Michele: And to that point I really appreciated that the authors end their discussion and then drew from the current epidemiology literature and pointed out human studies that are consistent with their historical interpretation. So, Michael, you mentioned Madagascar, because they have ongoing plague epidemics, there is a great research site. So a group from the Pasteur Institute of Madagascar working with colleagues from the World Health Organization did a study where they collected fleas, 319 fleas, from houses in Madagascar, and then speciated those fleas and then looked within each species of fleas using PCR for evidence they are carrying pestis, the bacterium Yersinia pestis. And the only flea that they found that contained Yersinia pestis was indeed this irritans, what was the first name?

Michael: The human one.

Michele: Yeah, the human flea.

Vincent: Pulex irritans.

Michael: Pulex irritans.

Michele: So again, and they found some of those infected fleas in homes where there had been a case. Again, they couldn’t say with certainty that the flea was the source of the disease in that particular person but the way the evidence, I agree it is consistent with the human flea vector.

Michael: Yes.

Elio: It’s a great story.

Vincent: Michael, is this useful for helping to control current epidemics of the plague?

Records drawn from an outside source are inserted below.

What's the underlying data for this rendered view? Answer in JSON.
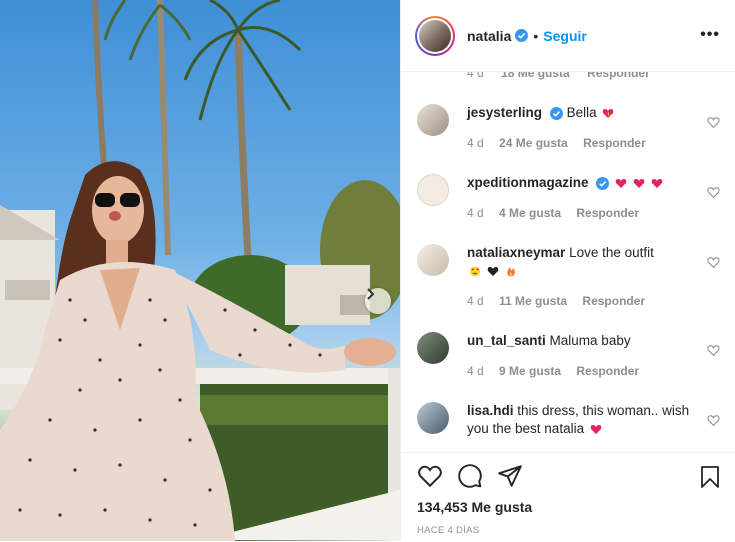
{
  "header": {
    "username": "natalia",
    "separator": "•",
    "follow_label": "Seguir",
    "more_label": "•••"
  },
  "clipped_comment": {
    "time": "4 d",
    "likes": "18 Me gusta",
    "reply": "Responder"
  },
  "comments": [
    {
      "user": "jesysterling",
      "verified": true,
      "text": "Bella",
      "emoji": [
        "heart-sparkle"
      ],
      "time": "4 d",
      "likes": "24 Me gusta",
      "reply": "Responder"
    },
    {
      "user": "xpeditionmagazine",
      "verified": true,
      "text": "",
      "emoji": [
        "red-heart",
        "red-heart",
        "red-heart"
      ],
      "time": "4 d",
      "likes": "4 Me gusta",
      "reply": "Responder"
    },
    {
      "user": "nataliaxneymar",
      "verified": false,
      "text": "Love the outfit",
      "emoji": [
        "heart-eyes",
        "black-heart",
        "fire"
      ],
      "time": "4 d",
      "likes": "11 Me gusta",
      "reply": "Responder"
    },
    {
      "user": "un_tal_santi",
      "verified": false,
      "text": "Maluma baby",
      "emoji": [],
      "time": "4 d",
      "likes": "9 Me gusta",
      "reply": "Responder"
    },
    {
      "user": "lisa.hdi",
      "verified": false,
      "text": "this dress, this woman.. wish you the best natalia",
      "emoji": [
        "red-heart"
      ],
      "time": "",
      "likes": "",
      "reply": ""
    }
  ],
  "footer": {
    "likes": "134,453 Me gusta",
    "ago": "HACE 4 DÍAS"
  },
  "icons": {
    "like": "heart-outline-icon",
    "comment": "comment-bubble-icon",
    "share": "paper-plane-icon",
    "save": "bookmark-icon",
    "next": "chevron-right-icon"
  },
  "colors": {
    "accent": "#0095f6",
    "verified": "#3897f0",
    "heart": "#ed4956"
  }
}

Michael: I think as Michele just highlighted that the WHO is indeed looking in Madagascar to address whether or not it’s rats or human transmission, the disturbing thing in Madagascar is the number of pneumonic cases because they are unlike, you can protect yourself by cleaning up your house and getting rid of the fleas with a pesticide or bathing or washing your clothes. But the principal risk factor with pneumonic is breathing and so if you are living with an infected person or you are the caregiver for the infected person it is really, your risk is much greater. That’s why it is the paper that has everything.

It is reacquainting us with important concepts like the basic reproduction number and again driving home the importance of vaccination, if you know you are not and all of these things, it really is a good exercise. And the math was fun when you looked at it, I showed it to one of my colleagues whose husband is a math professor at the college of Charleston and he found it absolutely fascinating as well.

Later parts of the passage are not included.